Entre 2004 y 2006 participó en una campaña de represión que mató a más de mil partidarios de Lavalas. Sitió el vecindario pobre de Cité Soleil favorable a Aristide en 2005 y 2006, y después limitó o dispersó protestas populares por temas que iban desde la persecución política y la privatización a los salarios y precios de los alimentos. 
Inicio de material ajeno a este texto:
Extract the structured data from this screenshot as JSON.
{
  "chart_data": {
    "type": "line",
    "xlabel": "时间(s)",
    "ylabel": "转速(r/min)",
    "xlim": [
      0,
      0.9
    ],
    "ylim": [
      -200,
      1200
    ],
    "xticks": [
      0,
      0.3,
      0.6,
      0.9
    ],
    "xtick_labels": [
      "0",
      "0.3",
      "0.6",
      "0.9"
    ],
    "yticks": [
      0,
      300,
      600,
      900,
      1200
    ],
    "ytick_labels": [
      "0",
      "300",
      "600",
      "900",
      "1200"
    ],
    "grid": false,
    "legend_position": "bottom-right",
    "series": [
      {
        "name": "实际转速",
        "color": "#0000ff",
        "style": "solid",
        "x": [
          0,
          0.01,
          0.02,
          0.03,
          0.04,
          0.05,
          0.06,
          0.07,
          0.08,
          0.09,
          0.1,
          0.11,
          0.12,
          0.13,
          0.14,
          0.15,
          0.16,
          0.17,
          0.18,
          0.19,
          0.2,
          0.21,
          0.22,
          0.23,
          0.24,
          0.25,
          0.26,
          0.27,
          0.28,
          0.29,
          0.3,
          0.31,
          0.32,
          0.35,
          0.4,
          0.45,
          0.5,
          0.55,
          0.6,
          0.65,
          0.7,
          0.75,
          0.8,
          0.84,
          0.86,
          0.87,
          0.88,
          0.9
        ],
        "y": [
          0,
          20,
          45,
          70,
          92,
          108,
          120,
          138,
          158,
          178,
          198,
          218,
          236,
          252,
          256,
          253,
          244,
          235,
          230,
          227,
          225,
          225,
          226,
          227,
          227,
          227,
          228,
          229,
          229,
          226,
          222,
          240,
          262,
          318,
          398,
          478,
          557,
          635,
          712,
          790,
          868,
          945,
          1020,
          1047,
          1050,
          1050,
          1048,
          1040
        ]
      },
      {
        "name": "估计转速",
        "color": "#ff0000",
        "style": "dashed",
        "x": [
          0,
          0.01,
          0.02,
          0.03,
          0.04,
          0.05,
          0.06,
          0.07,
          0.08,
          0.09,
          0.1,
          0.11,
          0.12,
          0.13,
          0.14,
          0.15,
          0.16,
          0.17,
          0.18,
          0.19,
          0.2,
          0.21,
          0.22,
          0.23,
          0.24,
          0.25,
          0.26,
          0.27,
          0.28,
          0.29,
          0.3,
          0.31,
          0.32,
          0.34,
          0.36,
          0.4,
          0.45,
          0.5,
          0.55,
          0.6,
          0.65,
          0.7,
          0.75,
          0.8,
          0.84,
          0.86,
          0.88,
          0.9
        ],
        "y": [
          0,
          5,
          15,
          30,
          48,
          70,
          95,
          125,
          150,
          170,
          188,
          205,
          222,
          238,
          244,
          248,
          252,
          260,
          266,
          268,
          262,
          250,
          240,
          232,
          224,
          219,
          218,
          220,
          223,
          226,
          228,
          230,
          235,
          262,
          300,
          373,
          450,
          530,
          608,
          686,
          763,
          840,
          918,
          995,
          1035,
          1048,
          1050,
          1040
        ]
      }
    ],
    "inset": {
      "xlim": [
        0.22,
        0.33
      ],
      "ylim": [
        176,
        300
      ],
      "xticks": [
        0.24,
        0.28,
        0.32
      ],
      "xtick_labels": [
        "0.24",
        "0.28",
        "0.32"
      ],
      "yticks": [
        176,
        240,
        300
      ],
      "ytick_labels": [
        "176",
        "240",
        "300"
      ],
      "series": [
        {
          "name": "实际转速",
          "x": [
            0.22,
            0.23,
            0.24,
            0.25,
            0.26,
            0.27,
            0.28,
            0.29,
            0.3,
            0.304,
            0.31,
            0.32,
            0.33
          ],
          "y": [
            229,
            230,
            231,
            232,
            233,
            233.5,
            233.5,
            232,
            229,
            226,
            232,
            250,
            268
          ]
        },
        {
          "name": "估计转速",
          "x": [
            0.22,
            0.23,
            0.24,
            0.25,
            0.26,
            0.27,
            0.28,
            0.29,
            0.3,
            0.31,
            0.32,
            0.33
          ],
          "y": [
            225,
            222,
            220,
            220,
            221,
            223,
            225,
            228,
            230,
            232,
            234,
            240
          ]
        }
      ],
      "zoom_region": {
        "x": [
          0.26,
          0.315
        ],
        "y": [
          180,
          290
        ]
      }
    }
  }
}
En los últimos meses la ONU también ha reprimido la creciente protesta en la capital, a favor de la mejora de las intolerables condiciones en las que todavía viven cerca de 1,3 millones de personas que se quedaron en la calle tras el terremoto de enero. 

Actualmente, con o sin cólera, la prioridad de la ONU es garantizar que las elecciones de la próxima semana tengan lugar tal como se han planificado. Para la elite de Haití y sus aliados internacionales, estas elecciones ofrecen una oportunidad sin precedentes para enterrar el proyecto de Lavalas de una vez por todas. 

El programa político asociado con Lavalas y Aristide sigue siendo abrumadoramente popular. Después de seis años de represión y luchas intestinas, sin embargo, la dirigencia política de este movimiento popular está más dividida y desorganizada que nunca. 

El propio Fanmi Lavalas ha sido simplemente excluido de la participación en la elección (sin que haya habido un murmullo de protesta internacional), y desde su exilio involuntario en Sudáfrica, Aristide ha condenado la votación como ilegítima. 

Muchos, si no todos, los partidarios del partido apoyarán probablemente su enérgico llamado al boicot de esta última mascarada, como hicieron en la primavera de 2009 cuando la participación en las elecciones al Senado fue de menos de un 10%. Esta vez, sin embargo, media docena de políticos asociados con Lavalas han preferido participar como candidatos en su propio nombre. Probablemente dividirán la votación. El pueblo de Haití será privado de lo que ha sido durante mucho tiempo su arma política más poderosa –su capacidad de ganar elecciones auténticas. 

Ya que es casi seguro que no tendrá un impacto político significativo y es probable que esta elección logre el resultado que se espera: reforzar la “seguridad” (y la desigualdad) del statu quo, junto con las numerosas oportunidades lucrativas que un Haití adecuadamente asegurado después del desastre sigue ofreciendo a inversionistas internacionales y su elite empresarial. 

“Será una elección para nada”, dice el veterano activista Patrick Elie. Adecuadamente manejada, incluso podría suministrar una oportunidad para que candidatos derechistas como Charles Baker impulsen el objetivo que ha estado desde hace tiempo muy arriba en su programa: la restauración, con la acostumbrada “supervisión internacional”, de la rama haitiana del ejército imperial. 

Y si llega a suceder, cuando la ONU llegue a abandonar Haití, su partida sólo representará la transición de una fuerza ocupante a otra, otro salto atrás después de decenios de sacrificio popular y esfuerzo político. Mientras tanto, sin embargo, parece que las Naciones Unidas tendrán pronto más oportunidades que nunca de cumplir su misión en Haití.